What is in this article?:
- Storm chasing technology gaining favor with viewers
- An extension of the promo department
For local stations, getting as close to the “action” as possible has meant improved ratings and more accurate storm coverage.
An extension of the promo department
E-N-G Mobile Systems is another veteran company that builds newsgathering vans and retrofitted SUVs. It recently finished a weather van for KOVR-TV, the CBS affiliate in Sacramento, CA. The state-of-the-art technology inside the Toyota Sequoia includes a full-scale weather station and a rooftop mounted LED crawl that displays breaking weather information in real time, and a new Xtender antenna from LiveU helps improves bonded cellular reception. (KOVR’s new weather truck will be on display at the NAB Outdoor/mobile area; booth #OE820.)
“Weather vans are an extension of a station’s promo department and really add to the value of a newscast,” said Rex Reed, Director, Business and Product Development at E-N-G Mobile Systems, in West Grove, PA. “I think stations are being very competitive and adding new technology to cover the news when it makes sense.

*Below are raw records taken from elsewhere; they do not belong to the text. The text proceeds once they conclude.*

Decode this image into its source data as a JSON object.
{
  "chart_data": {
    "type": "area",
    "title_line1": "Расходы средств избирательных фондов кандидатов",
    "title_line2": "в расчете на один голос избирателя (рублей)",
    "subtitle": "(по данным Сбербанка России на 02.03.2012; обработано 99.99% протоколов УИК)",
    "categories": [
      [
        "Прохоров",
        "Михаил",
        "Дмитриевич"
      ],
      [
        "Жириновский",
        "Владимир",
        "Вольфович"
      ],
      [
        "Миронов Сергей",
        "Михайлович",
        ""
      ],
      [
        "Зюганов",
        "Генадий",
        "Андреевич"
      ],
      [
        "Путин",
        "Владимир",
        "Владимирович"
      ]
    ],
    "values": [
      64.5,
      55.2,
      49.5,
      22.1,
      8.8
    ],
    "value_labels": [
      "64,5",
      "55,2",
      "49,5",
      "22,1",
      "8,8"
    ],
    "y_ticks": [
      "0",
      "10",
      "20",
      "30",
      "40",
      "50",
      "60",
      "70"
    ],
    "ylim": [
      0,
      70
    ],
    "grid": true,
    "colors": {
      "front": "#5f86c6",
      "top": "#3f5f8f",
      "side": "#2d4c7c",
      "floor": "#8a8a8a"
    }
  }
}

That being said, if you want high-quality images on-air, there will always be a need for a satellite truck on-site to support these weather vans (and cellular transmission technology). They can't do it all.”
Live coverage on the go
Of course, no network or channel is perhaps better versed in weather coverage than The Weather Channel. Over the past five seasons, host Mike Bettes and the “Tornado Hunt team” has traveled more than 100,000mi in search of tornadoes and other extreme weather events. The primary chase vehicle — the "Bettes Mobile” — is equipped with multiple interior/exterior live cameras, including a 360-degree roof cam. Installed by NBC News Field Operations, the team uses a gyro-stabilized satellite antenna to broadcast live while the vehicles are in motion. The Tornado Hunt convoy is currently in Dallas and positioned in the event of an early tornado season outbreak. Tornado Hunt 2013 “officially” launches April 29 and ends May 11.

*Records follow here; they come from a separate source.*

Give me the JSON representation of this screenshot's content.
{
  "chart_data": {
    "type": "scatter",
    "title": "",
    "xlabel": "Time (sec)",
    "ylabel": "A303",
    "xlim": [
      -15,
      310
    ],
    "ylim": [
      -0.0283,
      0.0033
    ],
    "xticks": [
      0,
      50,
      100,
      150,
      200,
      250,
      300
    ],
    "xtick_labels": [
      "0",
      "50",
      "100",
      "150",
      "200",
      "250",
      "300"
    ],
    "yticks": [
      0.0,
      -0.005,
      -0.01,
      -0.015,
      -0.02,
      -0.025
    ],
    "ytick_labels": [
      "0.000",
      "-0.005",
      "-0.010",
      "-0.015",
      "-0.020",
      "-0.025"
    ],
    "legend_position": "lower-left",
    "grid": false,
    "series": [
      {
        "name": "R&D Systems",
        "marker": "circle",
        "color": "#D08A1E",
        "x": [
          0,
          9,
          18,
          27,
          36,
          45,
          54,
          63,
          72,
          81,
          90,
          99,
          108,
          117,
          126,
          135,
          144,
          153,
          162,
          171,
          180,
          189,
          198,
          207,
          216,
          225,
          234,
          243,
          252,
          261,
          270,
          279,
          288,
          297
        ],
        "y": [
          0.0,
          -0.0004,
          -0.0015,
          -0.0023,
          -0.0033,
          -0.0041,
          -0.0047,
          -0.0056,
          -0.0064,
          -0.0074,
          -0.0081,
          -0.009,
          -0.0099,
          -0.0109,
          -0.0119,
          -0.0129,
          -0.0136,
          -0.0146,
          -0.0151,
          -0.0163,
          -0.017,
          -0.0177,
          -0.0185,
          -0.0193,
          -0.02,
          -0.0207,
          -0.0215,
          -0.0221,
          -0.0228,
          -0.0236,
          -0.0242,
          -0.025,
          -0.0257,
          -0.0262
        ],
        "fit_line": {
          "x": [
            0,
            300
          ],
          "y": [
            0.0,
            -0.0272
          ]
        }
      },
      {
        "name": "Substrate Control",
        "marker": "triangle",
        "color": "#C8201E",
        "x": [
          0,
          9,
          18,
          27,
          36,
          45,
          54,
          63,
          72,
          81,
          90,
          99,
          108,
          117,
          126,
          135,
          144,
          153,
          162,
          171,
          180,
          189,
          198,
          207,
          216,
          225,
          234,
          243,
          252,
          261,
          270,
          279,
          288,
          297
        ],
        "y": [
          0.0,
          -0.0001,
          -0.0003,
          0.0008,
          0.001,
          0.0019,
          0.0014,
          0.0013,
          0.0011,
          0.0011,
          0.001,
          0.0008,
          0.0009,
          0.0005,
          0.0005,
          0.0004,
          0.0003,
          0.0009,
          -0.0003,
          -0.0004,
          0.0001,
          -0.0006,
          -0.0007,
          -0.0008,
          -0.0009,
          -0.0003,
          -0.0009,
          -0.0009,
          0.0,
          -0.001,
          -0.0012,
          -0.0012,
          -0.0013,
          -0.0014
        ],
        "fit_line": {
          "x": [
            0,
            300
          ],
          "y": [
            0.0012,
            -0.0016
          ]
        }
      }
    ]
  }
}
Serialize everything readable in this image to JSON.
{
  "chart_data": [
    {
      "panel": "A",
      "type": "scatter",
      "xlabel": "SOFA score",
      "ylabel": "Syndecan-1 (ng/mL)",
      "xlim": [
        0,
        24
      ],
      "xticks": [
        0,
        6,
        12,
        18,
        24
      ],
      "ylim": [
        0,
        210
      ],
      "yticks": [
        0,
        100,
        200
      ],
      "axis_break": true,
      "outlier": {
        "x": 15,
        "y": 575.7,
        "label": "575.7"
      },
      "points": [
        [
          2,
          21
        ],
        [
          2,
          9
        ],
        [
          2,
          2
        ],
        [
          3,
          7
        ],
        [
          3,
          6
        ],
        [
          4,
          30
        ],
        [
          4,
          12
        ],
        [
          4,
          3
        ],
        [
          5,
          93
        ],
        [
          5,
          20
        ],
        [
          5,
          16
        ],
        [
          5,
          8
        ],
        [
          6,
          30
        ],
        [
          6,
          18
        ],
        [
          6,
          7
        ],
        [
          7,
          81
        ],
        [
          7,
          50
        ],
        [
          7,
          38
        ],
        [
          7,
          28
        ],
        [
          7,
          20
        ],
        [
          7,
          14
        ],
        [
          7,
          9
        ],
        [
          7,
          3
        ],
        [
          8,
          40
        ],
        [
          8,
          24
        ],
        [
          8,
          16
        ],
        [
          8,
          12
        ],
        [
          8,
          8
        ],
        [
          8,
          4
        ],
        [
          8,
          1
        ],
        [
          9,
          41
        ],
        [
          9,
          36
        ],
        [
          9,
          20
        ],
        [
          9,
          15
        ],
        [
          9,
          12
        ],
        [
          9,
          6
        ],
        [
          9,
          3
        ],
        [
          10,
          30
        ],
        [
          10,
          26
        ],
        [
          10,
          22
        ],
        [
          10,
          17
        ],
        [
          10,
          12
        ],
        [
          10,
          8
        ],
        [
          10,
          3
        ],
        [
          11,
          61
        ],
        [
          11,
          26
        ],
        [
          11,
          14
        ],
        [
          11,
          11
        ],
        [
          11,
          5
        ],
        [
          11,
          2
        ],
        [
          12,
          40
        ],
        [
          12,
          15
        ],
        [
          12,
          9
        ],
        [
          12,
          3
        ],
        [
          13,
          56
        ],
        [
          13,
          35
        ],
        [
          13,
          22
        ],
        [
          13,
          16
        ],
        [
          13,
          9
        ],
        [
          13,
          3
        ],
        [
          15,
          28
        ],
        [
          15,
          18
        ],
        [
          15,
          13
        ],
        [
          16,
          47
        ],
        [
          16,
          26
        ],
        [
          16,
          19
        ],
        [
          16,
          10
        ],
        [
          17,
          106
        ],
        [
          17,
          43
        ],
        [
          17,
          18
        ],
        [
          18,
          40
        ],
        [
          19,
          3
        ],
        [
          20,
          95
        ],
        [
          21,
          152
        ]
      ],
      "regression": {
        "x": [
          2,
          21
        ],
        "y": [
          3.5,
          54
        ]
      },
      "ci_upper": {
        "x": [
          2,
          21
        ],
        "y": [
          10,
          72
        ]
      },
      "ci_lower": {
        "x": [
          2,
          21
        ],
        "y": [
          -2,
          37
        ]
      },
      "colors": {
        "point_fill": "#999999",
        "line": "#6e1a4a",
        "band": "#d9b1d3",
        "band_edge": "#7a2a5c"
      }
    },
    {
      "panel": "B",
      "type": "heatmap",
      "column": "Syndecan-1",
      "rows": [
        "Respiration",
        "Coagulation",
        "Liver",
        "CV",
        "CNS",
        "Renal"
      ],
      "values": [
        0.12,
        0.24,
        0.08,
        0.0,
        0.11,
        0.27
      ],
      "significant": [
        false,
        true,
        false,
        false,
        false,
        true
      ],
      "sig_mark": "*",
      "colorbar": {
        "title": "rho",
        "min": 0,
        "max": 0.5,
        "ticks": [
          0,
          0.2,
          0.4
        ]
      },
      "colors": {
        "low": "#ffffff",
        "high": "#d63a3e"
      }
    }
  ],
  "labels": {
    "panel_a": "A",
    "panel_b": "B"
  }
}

“The big challenge was designing the equipment to allow us to broadcast from virtually anywhere,” said Mike Jenkins, senior producer of special events at The Weather Channel. A crew of seven to nine people — three to four Weather Channel staff and two to three NBC News field operations engineers — travels with three vehicles that operate as a convoy.
Before Tornado Hunt begins, the Weather Channel rents two GMC Yukon SUVs for the season, which are sent to the NBC field operations facility in Long Island, City, NY. to be outfitted with the necessary equipment. A third satellite KU uplink truck also goes along to send live signals back to The Weather Channel headquarters in Dallas, TX.

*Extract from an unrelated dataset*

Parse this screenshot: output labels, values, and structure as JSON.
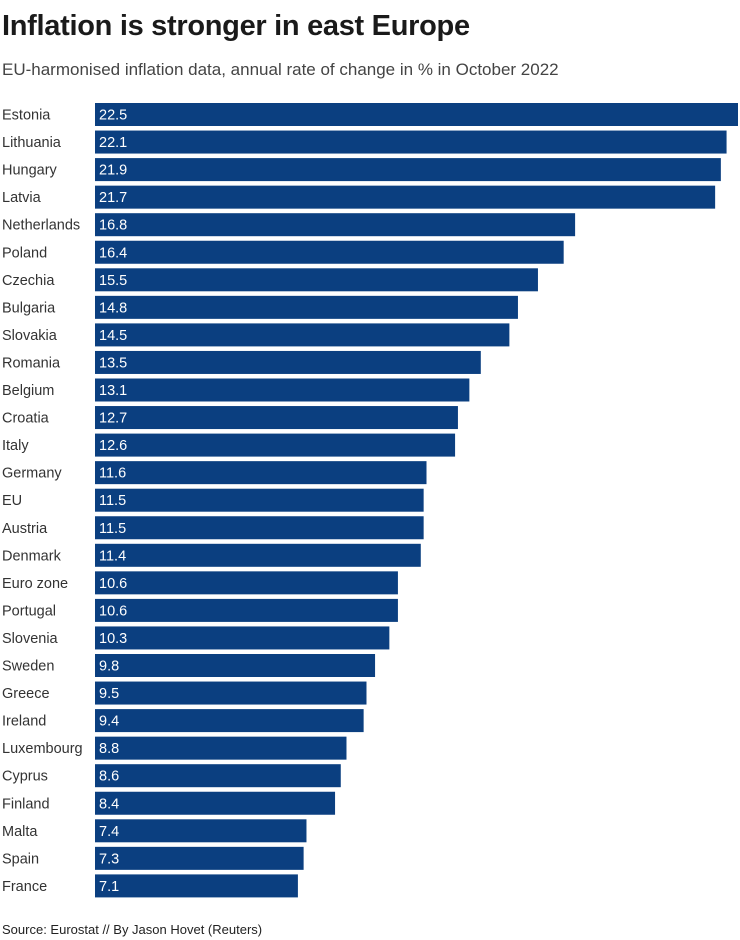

Jenkins said the gyro-stabilized antenna on the roof is perhaps their most useful tool because, “We broadcast while moving much more than we do sitting still. The gyro antenna does a great job, even when traveling at 70mph. However, under bridges and trees are sometimes problematic for getting the signal out. That’s why the plains are the ideal topology for us.”
He added that high precipitation areas or “cells” are the worst, in terms of sending out a “clean” live signal.
“Our goal is always to work from the south side of an event, since we have to hit a satellite orbiting over the south," Jenkins said. "Our dream shot is a nice backlit storm. It doesn't always work out that well, but we try. It’s weather, after all, so it’s highly unpredictable. That’s why it’s key that we can move and broadcast at the same time.”